Wednesday, January 14, 2015

Plagiarism -- repeat offendees

Alex Toth was perhaps the artist's artist in the field of comics and animation. For decades, if you asked people in the industry to name their favorite, Toth would show up with (and sometimes above) names like Will Eisner, Jack Kirby, and Neal Adams. Jules Feiffer famously said that Eisner was the artist other artists stole from. According to this 2006 piece by comics writer and historian Mark Evanier (who worked for most of the major animation houses and comics publishers), Toth was the artist other artists traced.

After a show was sold and they began making episodes, Alex would usually do model sheets to design the characters — both the regulars and the "incidentals." Incidentals are new characters that appear in only one episode…and there would also be model sheets for vehicles, major props, key pieces of scenery, etc. He produced hundreds of these, perhaps thousands, and they are avidly collected by appreciators of fine comic-style illustration. They were a bit more controversial within the studio where some felt that Toth was the wrong guy to have setting the parameters of what everyone else would then have to draw. Everyone admired his drawing ability but there were those who argued that he was either too good or too special.

In most cases, the artists who would have to then draw the characters based on Alex's models had nowhere near his skills, or at least nowhere near the skills for that kind of illustration. H-B did adventure shows but they also continued to produce shows in what one might call the Yogi Bear style. Depending on what kinds of shows were sold each year and how many, it sometimes happened that a "Yogi Bear" artist would get assigned to an adventure show and many of these otherwise skilled artists struggled to replicate the kind of thing Toth was doing on the model sheets.
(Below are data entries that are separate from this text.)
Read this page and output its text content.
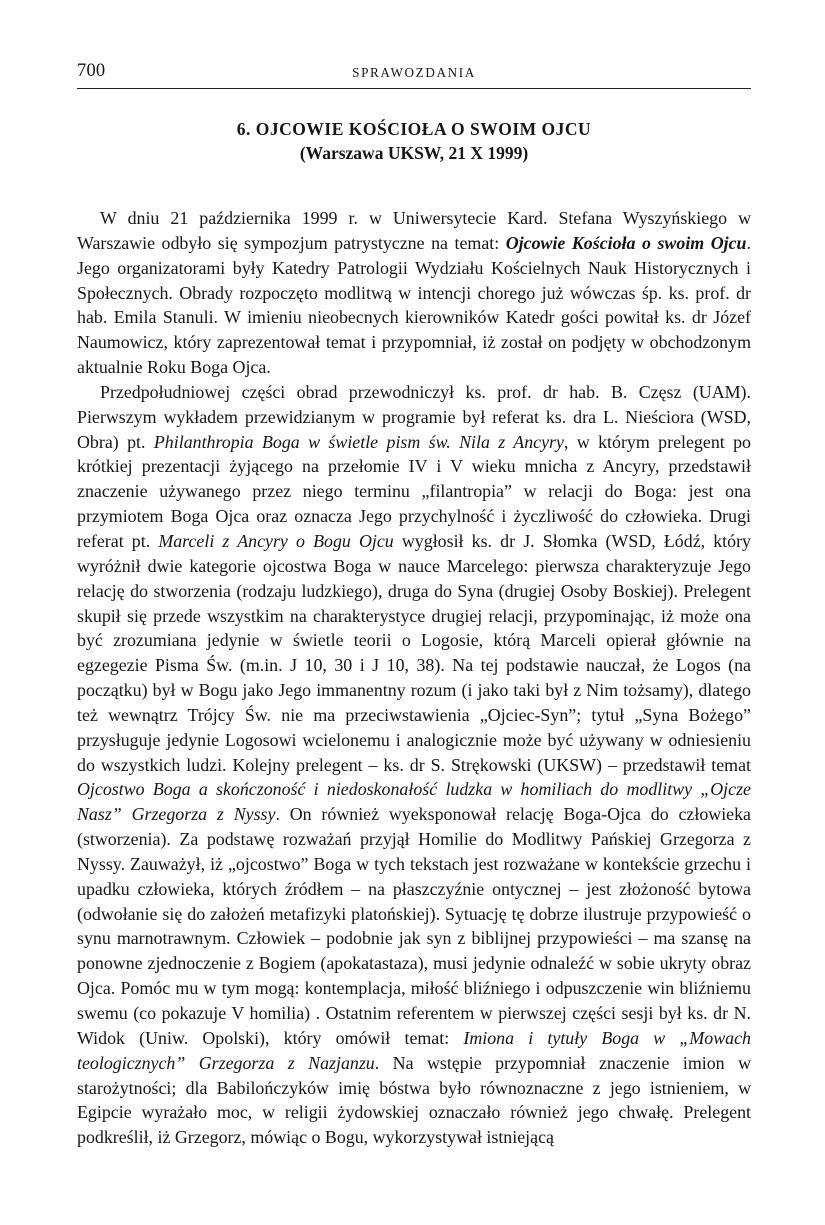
700	SPRAWOZDANIA
6. OJCOWIE KOŚCIOŁA O SWOIM OJCU
(Warszawa UKSW, 21 X 1999)

W dniu 21 października 1999 r. w Uniwersytecie Kard. Stefana Wyszyńskiego w Warszawie odbyło się sympozjum patrystyczne na temat: Ojcowie Kościoła o swoim Ojcu. Jego organizatorami były Katedry Patrologii Wydziału Kościelnych Nauk Historycznych i Społecznych. Obrady rozpoczęto modlitwą w intencji chorego już wówczas śp. ks. prof. dr hab. Emila Stanuli. W imieniu nieobecnych kierowników Katedr gości powitał ks. dr Józef Naumowicz, który zaprezentował temat i przypomniał, iż został on podjęty w obchodzonym aktualnie Roku Boga Ojca.

Przedpołudniowej części obrad przewodniczył ks. prof. dr hab. B. Częsz (UAM). Pierwszym wykładem przewidzianym w programie był referat ks. dra L. Nieściora (WSD, Obra) pt. Philanthropia Boga w świetle pism św. Nila z Ancyry, w którym prelegent po krótkiej prezentacji żyjącego na przełomie IV i V wieku mnicha z Ancyry, przedstawił znaczenie używanego przez niego terminu „filantropia” w relacji do Boga: jest ona przymiotem Boga Ojca oraz oznacza Jego przychylność i życzliwość do człowieka. Drugi referat pt. Marceli z Ancyry o Bogu Ojcu wygłosił ks. dr J. Słomka (WSD, Łódź, który wyróżnił dwie kategorie ojcostwa Boga w nauce Marcelego: pierwsza charakteryzuje Jego relację do stworzenia (rodzaju ludzkiego), druga do Syna (drugiej Osoby Boskiej). Prelegent skupił się przede wszystkim na charakterystyce drugiej relacji, przypominając, iż może ona być zrozumiana jedynie w świetle teorii o Logosie, którą Marceli opierał głównie na egzegezie Pisma Św. (m.in. J 10, 30 i J 10, 38). Na tej podstawie nauczał, że Logos (na początku) był w Bogu jako Jego immanentny rozum (i jako taki był z Nim tożsamy), dlatego też wewnątrz Trójcy Św. nie ma przeciwstawienia „Ojciec-Syn”; tytuł „Syna Bożego” przysługuje jedynie Logosowi wcielonemu i analogicznie może być używany w odniesieniu do wszystkich ludzi. Kolejny prelegent – ks. dr S. Strękowski (UKSW) – przedstawił temat Ojcostwo Boga a skończoność i niedoskonałość ludzka w homiliach do modlitwy „Ojcze Nasz” Grzegorza z Nyssy. On również wyeksponował relację Boga-Ojca do człowieka (stworzenia). Za podstawę rozważań przyjął Homilie do Modlitwy Pańskiej Grzegorza z Nyssy. Zauważył, iż „ojcostwo” Boga w tych tekstach jest rozważane w kontekście grzechu i upadku człowieka, których źródłem – na płaszczyźnie ontycznej – jest złożoność bytowa (odwołanie się do założeń metafizyki platońskiej). Sytuację tę dobrze ilustruje przypowieść o synu marnotrawnym. Człowiek – podobnie jak syn z biblijnej przypowieści – ma szansę na ponowne zjednoczenie z Bogiem (apokatastaza), musi jedynie odnaleźć w sobie ukryty obraz Ojca. Pomóc mu w tym mogą: kontemplacja, miłość bliźniego i odpuszczenie win bliźniemu swemu (co pokazuje V homilia) . Ostatnim referentem w pierwszej części sesji był ks. dr N. Widok (Uniw. Opolski), który omówił temat: Imiona i tytuły Boga w „Mowach teologicznych” Grzegorza z Nazjanzu. Na wstępie przypomniał znaczenie imion w starożytności; dla Babilończyków imię bóstwa było równoznaczne z jego istnieniem, w Egipcie wyrażało moc, w religii żydowskiej oznaczało również jego chwałę. Prelegent podkreślił, iż Grzegorz, mówiąc o Bogu, wykorzystywał istniejącą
Even a few artists who were solid in adventure-style art found his work too angular at times. Some Toth model sheets were worked over by others — traced and simplified (some would say, "watered-down") — before they went into production. But many artists were also stimulated by the challenge they presented and found that the designs were solid and, as is necessary with animation, designed with an absolute economy of line.

As I mentioned, animators still hoard and trade copies of them. It is not uncommon that an artist assigned to do up a model sheet of a policeman for some new show will haul out a Toth model sheet of a policeman and trace it, making just enough changes to pass it off as new…or not. I have seen Toth-designed characters appear without modification in shows he had nothing to do with, and I expect we always will. It's just part of the grand legacy that the man leaves us.

1 comment:

  1. Sort of like Ed Wegman. Generations from now, statisticians will still be copying his masterly data analyses and deep insights and passing them off as their own. Even in retirement, the man is an inspiration to all of us.